TALAT YEŞİLOĞLU
[email protected]
Moody’s’in not düşüşü gibi kıvılcımların bizi nasıl bir faturayla karşı karşıya bıraktığını bir süreden beri gözlemliyoruz. Kur artışı, daha doğrusu dolardaki artış, 8 Kasım’daki ABD Başkanlık seçiminden beri ekonomi gündeminin ilk sırasına yükselmekle kalmadı, sosyal medyada da en çok konuşulan, hakkında mesaj atılan konulardan biri oldu.
Bu kur artışı sadece Türkiye’ye özgü değil elbette. Diğer gelişmekte olan ülkelerin para birimleri de, Trump’ın seçimi kazanmasıyla oluşan yeni yapıdan nasipleniyor! Ancak, geçmişte olumlu ayrışan Türkiye, bu kez negatif ayrıştı!

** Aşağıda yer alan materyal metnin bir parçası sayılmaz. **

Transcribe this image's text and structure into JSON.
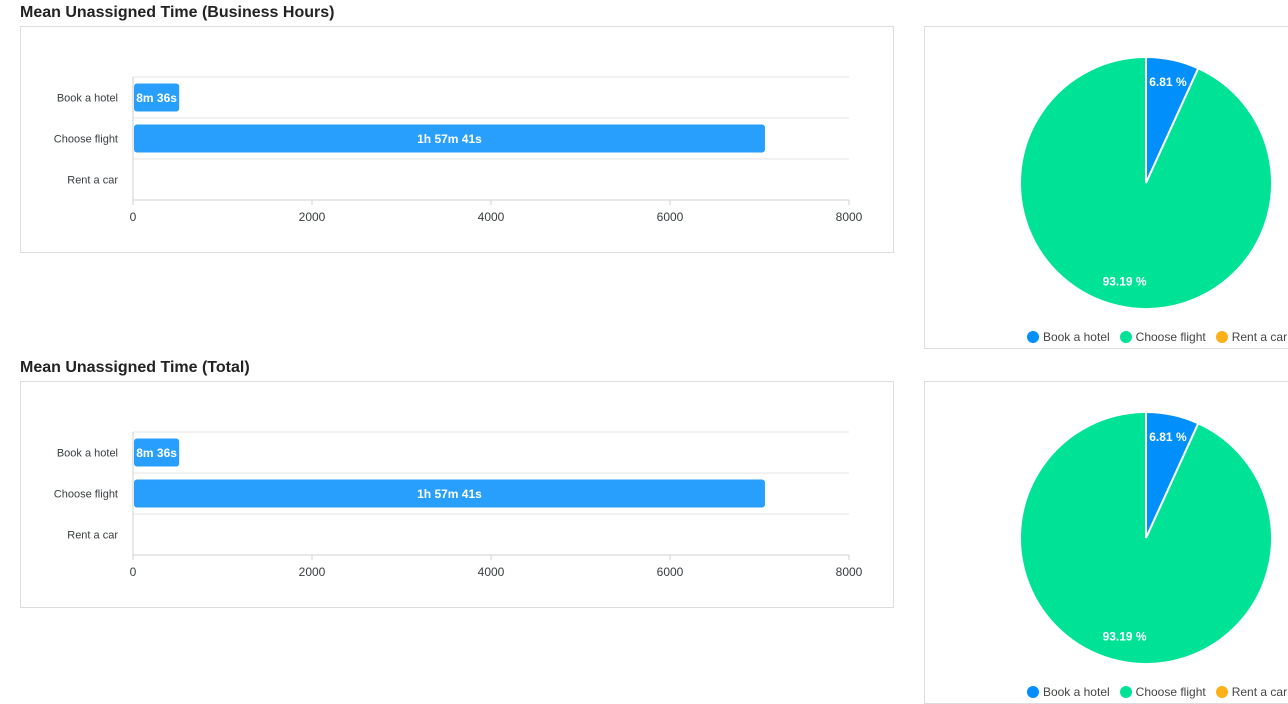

Kur artışıyla ilgili ortaya konan hesaplar hem gerçek hem de değil! Bir kere cari açığın yanı sıra bir yıl içinde ödenmesi gereken borç miktarının yüksek olması ayrı bir endişe kaynağı. Açık pozisyon taşıyan şirketlerin kur yükseldikçe ödeyecekleri TL tutarın büyüdüğü bir gerçek. Zarar ne zaman realize olacak? Doğal olarak borç ödeme vadesi geldiğinde...
O zaman kur seviyesi neyse, ek zararın ne kadar olacağı belli olacak. Cirosu 1 milyar lira civarında olan bir şirketin CEO’su, “İki haftada döviz borçlarımızdan dolayı uğradığımız zarar 10 milyonu aştı” dedi. Eminim bu şirket gibi binlerce şirket benzer pozisyon taşıyor. Zarar şu anda fiktif, nakit çıkışı gerektirmiyor. Ancak kağıt üzerinde oluşan bu rakamların yeteri kadar moral bozduğunu da unutmamak gerekiyor.

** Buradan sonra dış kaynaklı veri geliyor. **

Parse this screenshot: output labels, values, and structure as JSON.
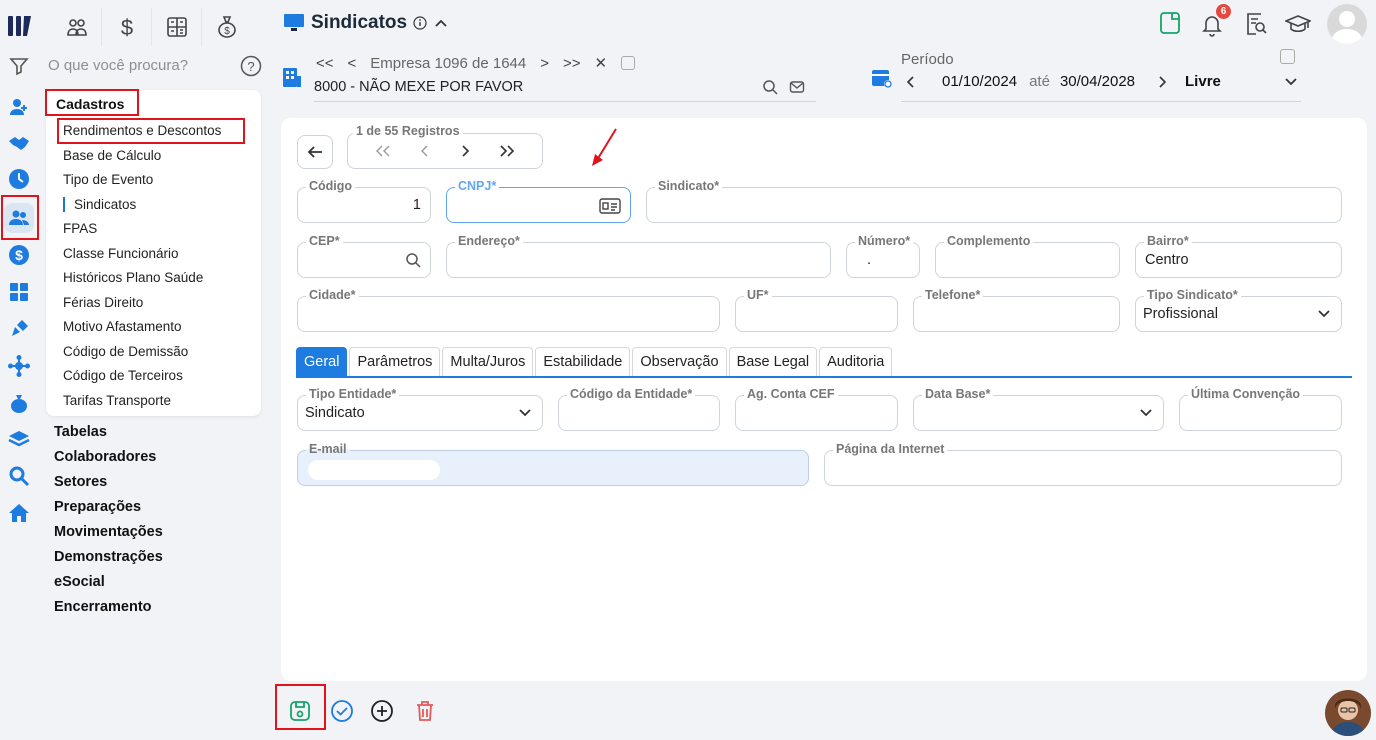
{
  "header": {
    "title": "Sindicatos"
  },
  "search": {
    "placeholder": "O que você procura?"
  },
  "sidebar": {
    "section_title": "Cadastros",
    "items": [
      "Rendimentos e Descontos",
      "Base de Cálculo",
      "Tipo de Evento",
      "Sindicatos",
      "FPAS",
      "Classe Funcionário",
      "Históricos Plano Saúde",
      "Férias Direito",
      "Motivo Afastamento",
      "Código de Demissão",
      "Código de Terceiros",
      "Tarifas Transporte"
    ],
    "groups": [
      "Tabelas",
      "Colaboradores",
      "Setores",
      "Preparações",
      "Movimentações",
      "Demonstrações",
      "eSocial",
      "Encerramento"
    ]
  },
  "company": {
    "nav_first": "<<",
    "nav_prev": "<",
    "nav_text": "Empresa 1096 de 1644",
    "nav_next": ">",
    "nav_last": ">>",
    "nav_close": "✕",
    "name": "8000 - NÃO MEXE POR FAVOR"
  },
  "period": {
    "label": "Período",
    "start": "01/10/2024",
    "sep": "até",
    "end": "30/04/2028",
    "mode": "Livre"
  },
  "notifications": {
    "count": "6"
  },
  "records": {
    "label": "1 de 55 Registros"
  },
  "form": {
    "codigo": {
      "label": "Código",
      "value": "1"
    },
    "cnpj": {
      "label": "CNPJ*",
      "value": ""
    },
    "sindicato": {
      "label": "Sindicato*",
      "value": ""
    },
    "cep": {
      "label": "CEP*",
      "value": ""
    },
    "endereco": {
      "label": "Endereço*",
      "value": ""
    },
    "numero": {
      "label": "Número*",
      "value": "."
    },
    "complemento": {
      "label": "Complemento",
      "value": ""
    },
    "bairro": {
      "label": "Bairro*",
      "value": "Centro"
    },
    "cidade": {
      "label": "Cidade*",
      "value": ""
    },
    "uf": {
      "label": "UF*",
      "value": ""
    },
    "telefone": {
      "label": "Telefone*",
      "value": ""
    },
    "tipo_sindicato": {
      "label": "Tipo Sindicato*",
      "value": "Profissional"
    }
  },
  "tabs": [
    "Geral",
    "Parâmetros",
    "Multa/Juros",
    "Estabilidade",
    "Observação",
    "Base Legal",
    "Auditoria"
  ],
  "geral": {
    "tipo_entidade": {
      "label": "Tipo Entidade*",
      "value": "Sindicato"
    },
    "codigo_entidade": {
      "label": "Código da Entidade*",
      "value": ""
    },
    "ag_conta_cef": {
      "label": "Ag. Conta CEF",
      "value": ""
    },
    "data_base": {
      "label": "Data Base*",
      "value": ""
    },
    "ultima_convencao": {
      "label": "Última Convenção",
      "value": ""
    },
    "email": {
      "label": "E-mail",
      "value": ""
    },
    "pagina_internet": {
      "label": "Página da Internet",
      "value": ""
    }
  },
  "colors": {
    "accent": "#1e7be0",
    "highlight": "#e0141b",
    "save": "#16a36b",
    "delete": "#e55a5a"
  }
}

Moralite, iş dünyası için en önemli faktör. Sermayeden, kârdan, cirodan, istihdam rakamlarından çok daha önemli. Şu anda da Türk iş dünyasının, teşvik paketlerinden, kredi desteklerinden, faiz indirimi baskılarından çok güven verecek konuşma ve uygulamaların yaratacağı morale ihtiyacı var.
Örneğin halen Fitch’ten ‘yatırım yapılabilir’ notumuz varken, bu notun korunması için ne yapılabileceği üzerine odaklansak, muhtemelen en verimli sonucu elde edeceğiz. Bunların neler olduğunu tekrar etmenin bir anlamı yok, çünkü herkes biliyor.
Gittiğim her toplantıda, asansörde karşılaştığımız herkes, doların seyrini soruyor. Doğal olarak nokta atışı yapmamızı sağlayacak bir kristal küre yok! Tabii ki bir zirve noktası var. Onu da Talip, portföy yönetim şirketleri ve aracı kurumların CEO’larına sordu. Onlar da eksik olmasınlar, görüşlerini paylaştılar. Katkılarından dolayı teşekkür ediyorum.
Moralitenin yükseldiği bir hafta diliyorum.